March 29 marked the 45th anniversary of when the last U.S. combat forces withdrew from Vietnam. More than 8.7 million Americans served in the conflict, which killed 58,000, while about 1,600 remain missing.
“The worst thing about the Vietnam War was when the vets came back, they were trashed – no respect whatsoever. This is just one way of repaying them and recognizing them,” said Ken Kackley with Lebanon VFW Post 5015.
“When we do something like this, it kind of brings some justice for those Vietnam veterans,” said Wilson County Veterans Services director Michael McPherson. “I thought about it on my way to work today – the significance of the Vietnam veterans. Look at their chapters. They had a hard time when they came home, but look at all the things they do for our community.

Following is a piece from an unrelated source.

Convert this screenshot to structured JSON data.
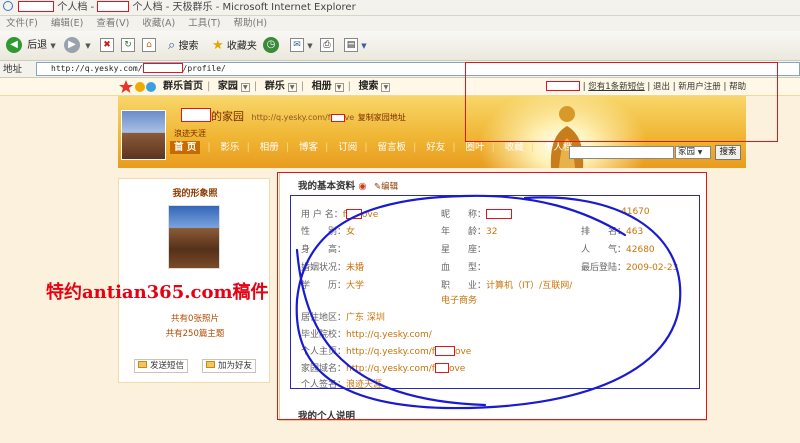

They’re still giving.”
“They veterans are strong people. They’ve come back to serve, be involved and serve their community just like they served in combat,” said Wilson County Commissioner Jerry McFarland. “It’s just a wonderful segment of our society that went through a time period where they had to be very dedicated to what they were doing, and now they’ve come home and brought that same dedication back, and is making America better.”
McPherson and McFarland said the day should be full of thanks to veterans. About 7 million Vietnam War veterans are still alive.
“This is very important to remember, and very soon, to my understanding, the federal government will be asking them to write their memoirs – what they remember, what they saw, etc. Hopefully, that will go into history,” McFarland said.